Kuanlin omzunu kapının pervazına yaslamış ve kollarını birbirine bağlamış bavulunu hazırlayan genç kadını izliyordu.

"Ne nefretinden bahsediyorsun oğlum? Abin bizi gerçekten seviyor. Sadece hayalleri aile sevgisinden daha büyük." Yaşına oranla genç görünen kadın valizin fermuarını çekip belini doğrultmuştu.

"Reşit olur olmaz bizi terk edip gitti, bir kere bile arayıp sormadı. Hayalleri büyük bile olsa özel günlerde kıytırık bir cep telefonundan kıytırık bir mesaj atabilirdi. On yıl boyunca hiç aklına gelmeyen üvey kardeşini kucak açmasını garip bulan tek kişi ben miyim sahiden?" Gencin sitemi annesini harakete geçirmişti. Kapının önünde kendisini izleyen oğluna yönelmiş ve onu kolları arasına almıştı.

"Bunları abinle konuşmak eminim ilişkiniz için daha iyi olacak. Hadi uçağının zamanı yaklaşıyor." Kuanlin annesinin kollarından kurtulup yatağına yürüdü ve valizi alıp yere bıraktı.

"Gidemeeem. Korecem yokken ne yapacağım ben orada?" Kuanlin kollarını birbirine bağlayıp yatağına uzanmış ve istan etmişti.

"Korecen yok mu? Okulda seçmeli ders olarak her yıl Kore dilini seçiyorsun, internet üzerinden çalıştığını gördüm, üniversiteyi Kore'de okumak istediğini de biliyorum. Lai Kuanlin. Berbat bir yalancısın oğluşum." Yaşına oranla oldukça genç olan kadın, az önce oğlunun yaslandığı pervaza yaslanmış ve oğlunun tepkilerini izlemeye başlamıştı.

"Bunları yapıyor olmam Korecem'in mükemmel olduğunu göstermiyor anne." Kuanlin yatağında yuvarlanarak isyan etmeye başladığında annesinin söyledikleriyle haraket etmeyi kesmişti.

"Abin senin için dil öğretmeni buldu bile. İletişim konusunda zorluk çekme diye senin yaşlarına yakın biri ve ayrıca senin okulundan. Bu yüzden bahane üretmeyi bitir ve şu valizleri halledip yemek yiyelim. Aç açına gönderemem seni. Hadi." Kuanlin kendisini zorla yataktan kaldırıp sürükleyen kadının ellerinden kurtulmaya çalışsa da başarısız olmuştu.

≈°≈°≈°≈°≈


Sonunda uçaktan inmiş peşinden valizini sürükleyerek ilerliyordu. Etrafında sevdiklerini uğurlayan gözü yaşlı insanlar olduğu gibi sevdiklerine kavuştuğu için mutluluk gözyaşı dökenler de vardı.

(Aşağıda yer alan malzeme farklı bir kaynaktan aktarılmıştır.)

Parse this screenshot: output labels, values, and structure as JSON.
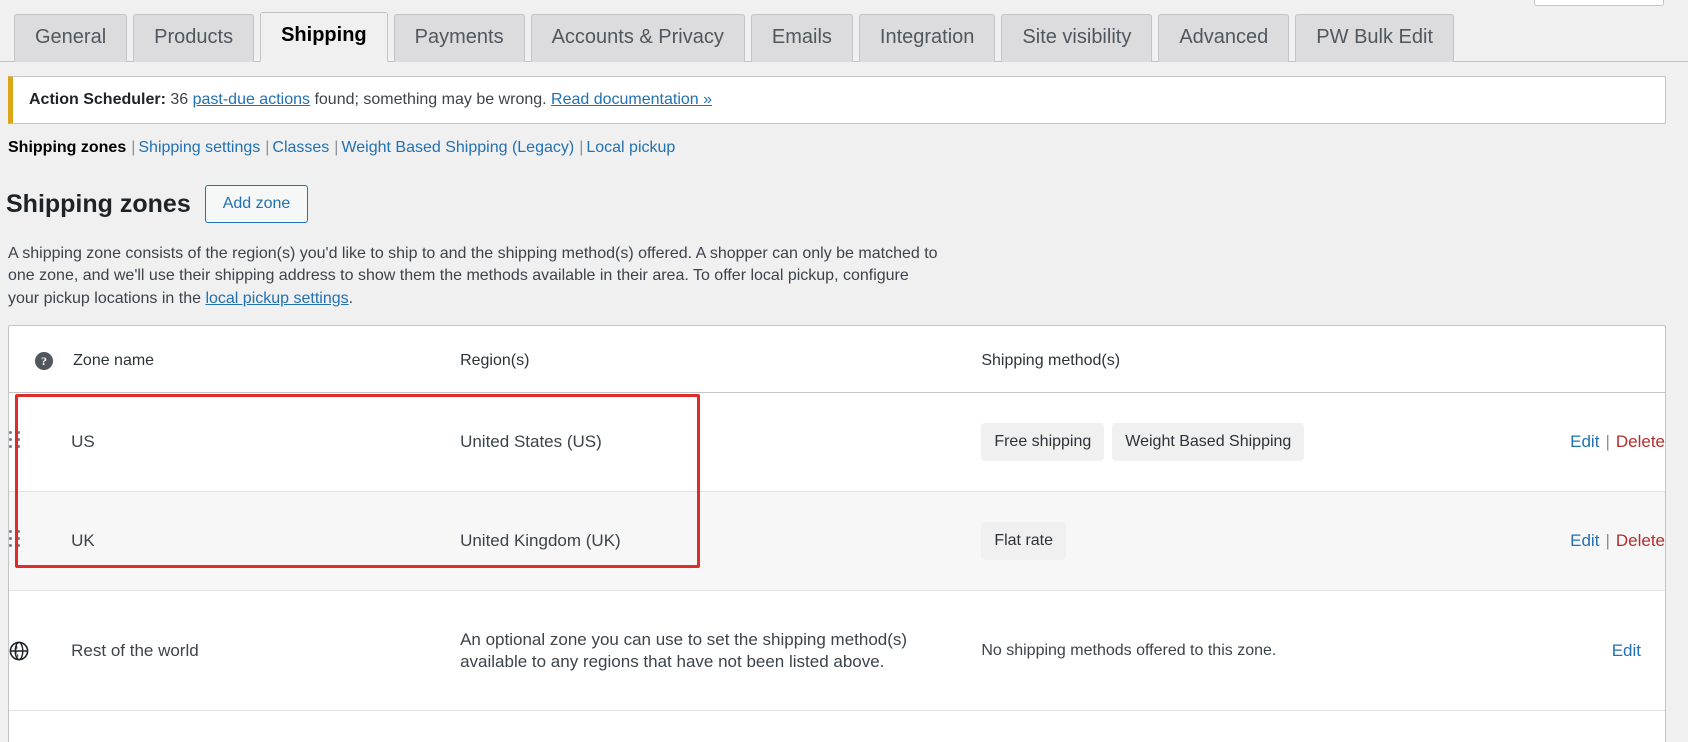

Ve tüm bu insanların arasında Kuanlin tek başınaydı. On yıldır görmediği abisiyle, hiç bilmediği bir ülkede, hiç tanımadığı insanların arasında ve az buz anladığı yabancı dille yeni bir ortamdaydı.

Üniversite hayallerini kurduğu şehre daha çok toyken gelmek, üstelik sizden haz etmeyen abinizle yaşamak dünyanın en güzel şansıydı.

Gözlerini insanların üzerinde gezdirmeye devam ederken görmüştü onu. Elinde beyaz bir A4'e yazmış adını. 'Lai Kuanlin' Soyada gerek var mıydı cidden?

Durduğu yerden incelemişti uzun bedeni. En son yedi yaşındayken görmüştü onu. Fotoğraflar kadarıyla hatırlıyordu. Daha da uzamıştı. Ergenlikte bile sert olan yüz hatları, daha sert ve daha keskindi yaşının getirdiği olgunlukla.

Önceki dengesiz vücudu toparlanmış biraz kilo alıp kas yapmıştı. En azından giydiği siyah takımdan bu kadarı anlaşılıyordu. Siyah saçları hiç değişmemişti. Yalnızca perçemleri anlına düşmüyor, biçimli bir şekilde geriye taranmıştı. Bir iş adamı gibi görünüyordu.

Karşı taraftaki beden gözlüklerini çıkarıp yakasına iliştirmiş ve elindeki kağıdı hemen yanındaki çöp tenekesine atıp kendisini izleyen bedenin yanına haraketlenmişti.